2 ChrisR (#) Jul 02nd, 2012 - 05:24 pm Report abuse
At least their economy will be better than Argentina.

We can at least expect near the truth from the Spanish Government, unlike the lies from INDEC.
3 Fido Dido (#) Jul 03rd, 2012 - 06:38 am Report abuse
We can at least expect near the truth from the Spanish Government, unlike the lies from INDEC.

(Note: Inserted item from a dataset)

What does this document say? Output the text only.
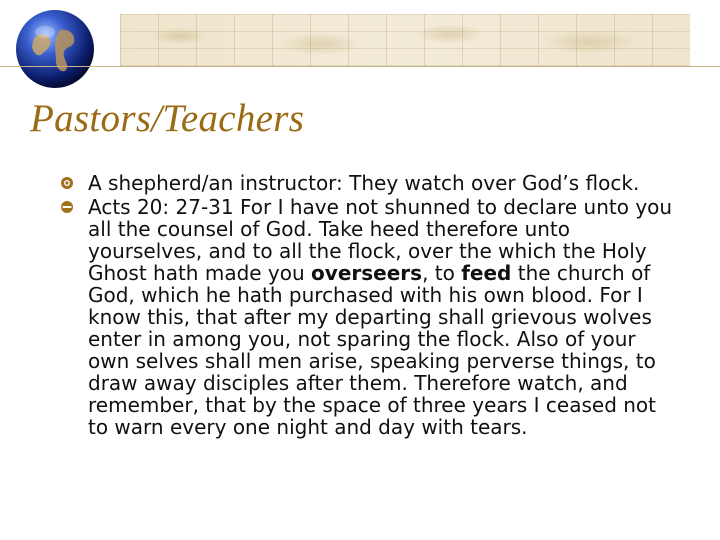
Pastors/Teachers
A shepherd/an instructor: They watch over God’s flock.
Acts 20: 27-31 For I have not shunned to declare unto you all the counsel of God. Take heed therefore unto yourselves, and to all the flock, over the which the Holy Ghost hath made you overseers, to feed the church of God, which he hath purchased with his own blood. For I know this, that after my departing shall grievous wolves enter in among you, not sparing the flock. Also of your own selves shall men arise, speaking perverse things, to draw away disciples after them. Therefore watch, and remember, that by the space of three years I ceased not to warn every one night and day with tears.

My god, you're such an idiot. As if you can trust those stooges in the Spanish Government. Mr Guindos (ex Lehman Brothers) who intrudoced Spain to their worthless derivative. They are commited to austerity, meaning raising taxes, cut services you pay for and pay the zombie banks, meanwhile let the people eat cake, while useful idiots believe it's a good idea.
4 ChrisR (#) Jul 03rd, 2012 - 02:34 pm Report abuse
3 Fido Dido

Why is it that your first sentence after you quoting the original poster ALWAYS has a disparaging term in it? Do you consider yourself that inferior that you cannot stand anyone having a greater knowledge than you?

Austerity is about not spending more money than you can pay back! Eventually, you get out of debt. Being in debt is bad!

There, a simple lesson on economics in the real world, not the madhouse of many of the countries in South America.